HUDE - Es muss ein beeindruckendes Szenario gewesen sein. 2002, das Jahrhunderthochwasser an der Elbe hatte weite Teile der anliegenden Landschaft unter sich begraben. Axel Meyer, „Ur-Huder“, wie er selber sagt, fährt mit einem Wagen des DRK auf eine kleine Zeltstadt zu, nur wenige Hundert Meter von einem Deich entfernt. Das Wasser und Tonnen von Treibgut schwappen entlang der Krone – doch der Deich hält. Von der Zeltstadt aus werden die Einsatzkräfte und Helfer vor Ort versorgt. Axel Meyer ist als Ehrenamtlicher beim Bereitschaftsdienst des DRK in Hude tätig.
„Beeindruckend war, dass sich die ganzen Rettungskräfte und Helfer nicht kannten – und trotzdem klappte die Zusammenarbeit reibungslos“, blickt der Huder zurück.
Meyer, ein kräftiger Mann von 35 Jahren mit einem freundlichen Gesicht, sitzt gemeinsam mit Eike Menssen, 18 Jahre, an einem Tisch im ersten Stock des Hauptgebäudes des DRK in Hude. Axel Meyer ist seit 1994 ehrenamtlich beim DRK tätig, der Berner Menssen seit zwei Jahren. Beide engagieren sich im Bereitschaftsdienst, beim Jugendrotkreuz, Meyer zusätzlich in der Sozialarbeit und der Personalplanung. Außerdem arbeitet er hauptamtlich als Disponent für das DRK.
Unterstützung nötig
Oft kommen die beiden bei Großveranstaltungen zum Einsatz. Diskotheken, Karneval, Fußball-Spiele, etwa von Werder Bremen, oder eben Hilfseinsätze wie damals bei der Elbeflut 2002. Als Sanitäter oder Helfer unterstützen sie die hauptamtlichen Einsatzkräfte. „Ohne die Ehrenamtlichen würde vieles nicht funktionieren“, ist sich Oliver Brinkhus, stellvertretender Kreisgeschäftsführer beim DRK, sicher. „Da würde es dann oft an ausreichenden finanziellen Mitteln fehlen.“ In die Renovierung des DRK-Gebäudes an der Parkstraße 57 etwa seien 2000 ehrenamtliche Stunden geflossen.

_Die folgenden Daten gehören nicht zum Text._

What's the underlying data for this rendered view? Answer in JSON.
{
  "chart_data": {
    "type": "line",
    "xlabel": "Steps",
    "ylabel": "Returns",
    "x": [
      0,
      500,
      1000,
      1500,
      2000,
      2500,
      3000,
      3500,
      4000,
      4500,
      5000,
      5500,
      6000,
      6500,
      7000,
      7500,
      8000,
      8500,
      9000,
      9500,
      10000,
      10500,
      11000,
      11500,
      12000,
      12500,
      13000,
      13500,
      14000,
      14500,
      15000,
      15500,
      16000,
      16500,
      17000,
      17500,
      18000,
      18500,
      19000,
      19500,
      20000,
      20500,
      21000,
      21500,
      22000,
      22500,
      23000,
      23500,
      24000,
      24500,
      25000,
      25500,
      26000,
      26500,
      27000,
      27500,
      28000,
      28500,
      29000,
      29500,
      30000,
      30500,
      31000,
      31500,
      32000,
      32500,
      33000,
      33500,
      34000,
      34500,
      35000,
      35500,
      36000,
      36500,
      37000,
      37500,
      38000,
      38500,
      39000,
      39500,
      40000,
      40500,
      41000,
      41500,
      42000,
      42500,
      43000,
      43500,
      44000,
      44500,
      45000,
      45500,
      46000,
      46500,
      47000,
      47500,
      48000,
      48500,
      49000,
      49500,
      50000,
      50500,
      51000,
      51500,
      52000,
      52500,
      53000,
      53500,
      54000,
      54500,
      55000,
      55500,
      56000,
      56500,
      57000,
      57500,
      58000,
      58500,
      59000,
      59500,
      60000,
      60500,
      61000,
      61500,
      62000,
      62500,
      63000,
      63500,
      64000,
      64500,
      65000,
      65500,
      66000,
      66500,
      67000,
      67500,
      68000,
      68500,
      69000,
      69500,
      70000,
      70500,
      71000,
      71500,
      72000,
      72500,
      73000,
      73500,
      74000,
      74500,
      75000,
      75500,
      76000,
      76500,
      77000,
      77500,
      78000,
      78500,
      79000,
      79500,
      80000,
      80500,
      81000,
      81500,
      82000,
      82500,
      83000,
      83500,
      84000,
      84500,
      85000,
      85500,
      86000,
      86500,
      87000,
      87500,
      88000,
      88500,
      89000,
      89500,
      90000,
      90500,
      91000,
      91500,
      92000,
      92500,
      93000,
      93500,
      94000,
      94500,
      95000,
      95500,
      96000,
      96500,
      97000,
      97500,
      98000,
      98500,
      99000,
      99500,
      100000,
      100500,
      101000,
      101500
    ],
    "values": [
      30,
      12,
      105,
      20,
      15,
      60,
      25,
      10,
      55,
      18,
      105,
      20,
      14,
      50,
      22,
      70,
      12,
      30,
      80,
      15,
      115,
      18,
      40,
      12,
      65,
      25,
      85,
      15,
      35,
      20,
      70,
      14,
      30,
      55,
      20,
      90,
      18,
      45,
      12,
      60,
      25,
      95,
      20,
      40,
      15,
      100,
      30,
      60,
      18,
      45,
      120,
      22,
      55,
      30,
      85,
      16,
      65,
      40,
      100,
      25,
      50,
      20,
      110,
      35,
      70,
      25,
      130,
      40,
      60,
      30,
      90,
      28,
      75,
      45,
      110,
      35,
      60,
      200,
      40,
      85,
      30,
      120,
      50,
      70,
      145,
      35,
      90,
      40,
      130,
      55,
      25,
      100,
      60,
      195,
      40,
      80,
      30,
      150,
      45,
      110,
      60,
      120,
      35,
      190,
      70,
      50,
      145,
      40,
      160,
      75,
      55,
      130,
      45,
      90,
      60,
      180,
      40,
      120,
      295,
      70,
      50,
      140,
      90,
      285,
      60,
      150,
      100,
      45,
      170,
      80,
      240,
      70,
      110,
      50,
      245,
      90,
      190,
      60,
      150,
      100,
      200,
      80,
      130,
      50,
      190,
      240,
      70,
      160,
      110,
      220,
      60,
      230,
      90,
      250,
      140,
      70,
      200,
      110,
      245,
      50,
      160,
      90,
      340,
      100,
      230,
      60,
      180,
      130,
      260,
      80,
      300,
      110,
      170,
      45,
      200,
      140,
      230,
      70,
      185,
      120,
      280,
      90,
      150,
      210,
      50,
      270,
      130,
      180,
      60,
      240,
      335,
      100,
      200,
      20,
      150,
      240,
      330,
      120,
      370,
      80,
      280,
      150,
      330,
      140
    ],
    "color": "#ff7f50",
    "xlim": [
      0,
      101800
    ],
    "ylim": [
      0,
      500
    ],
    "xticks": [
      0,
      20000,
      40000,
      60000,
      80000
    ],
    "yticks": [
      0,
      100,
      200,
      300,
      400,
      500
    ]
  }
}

Wer sich beim DRK engagiert, muss flexibel sein – und bereit, Zeit zu investieren. 60 Stunden dauert die Ausbildung zum Sanitäter im Bereitschaftsdienst. Wenn man wie Menssen Rettungssanitäter werden will, sind es sogar 520 Stunden. Dann aber, so sagt der 18-Jährige, „kann man bei Einsätzen auch mehr leisten, etwa als zweiter Mann im Rettungswagen mitfahren.“
Dass sich Ehrenamtliche beim DRK in vielfältiger Weise fortbilden können, sieht Oliver Brinkhus als wichtigen Punkt: „So können die Leute reinschnuppern und sehen, was ihnen liegt. Jeder kann helfen, auch wenn er vielleicht kein Blut sehen kann.“
Hauch von Egoismus
Meyer und Menssen schätzen beim DRK die Gemeinschaft. Und die Herausforderung, sich immer wieder auf neue Situationen einstellen zu müssen. Geld wollten beide für ihre Arbeit nicht haben.
Ein kleines bisschen Egoismus bei ihrem Engagement wollen beide dann aber doch nicht verhehlen: „Wer war als Kind denn nicht fasziniert von den großen Rettungswagen mit den bunten Lichtern“, sagt Axel Meyer und lacht.
Rund 270
Ehrenamtliche engagieren sich beim Deutschen Roten Kreuz im Landkreis Oldenburg.Die Aufgabengebiete beim DRK sind breit gefächert. Im Wesentlichen gliedern sie sich in Bereitschaftsdienst, Jugendarbeit und Wohlfahrts- und Sozialarbeit.
Letztere Kategorie ist die vielfältigste. In diesen Bereich fallen etwa Dienst bei Kleiderkammer, Blutspende oder auch Einkaufshilfe.